Choose the correct answer from the options given below:

(A), (B) and (D) only

The correct answer is Option (1) → (A), (B) and (D) only
Reaction with NaOI (sodium hypoiodite) gives the iodoform test, producing a yellow precipitate of iodoform (CHI₃).
This test is given by:

• Methyl ketones having the group CH₃CO–

• Secondary alcohols containing the group CH₃–CHOH– (which are oxidized to methyl ketones).

(A) Phenylethanone (Acetophenone)
Structure: C₆H₅COCH₃
It contains the CH₃CO– (methyl ketone) group, so it gives iodoform test → yellow precipitate.

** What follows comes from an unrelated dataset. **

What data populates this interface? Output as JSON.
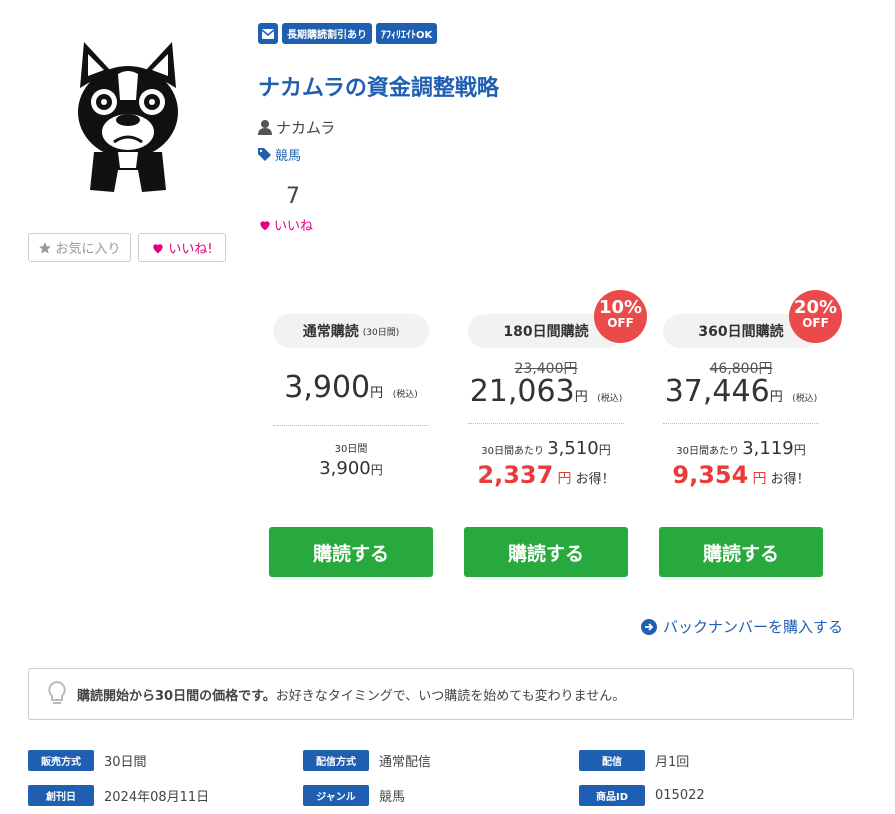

(B) Sec-Butyl alcohol (2-butanol)
Structure: CH₃–CHOH–CH₂–CH₃
It contains the CH₃–CHOH– group, which on oxidation forms 2-butanone (a methyl ketone) → gives iodoform test.

(C) Phenylethanal
Structure: C₆H₅–CH₂–CHO
It does not contain the CH₃CO– group and cannot form a methyl ketone → does not give iodoform test.

(D) Methyl n-propyl ketone (2-pentanone)
Structure: CH₃COCH₂CH₂CH₃
It contains the CH₃CO– group, so it gives iodoform test.

Therefore, (A), (B), and (D) give the yellow precipitate of iodoform.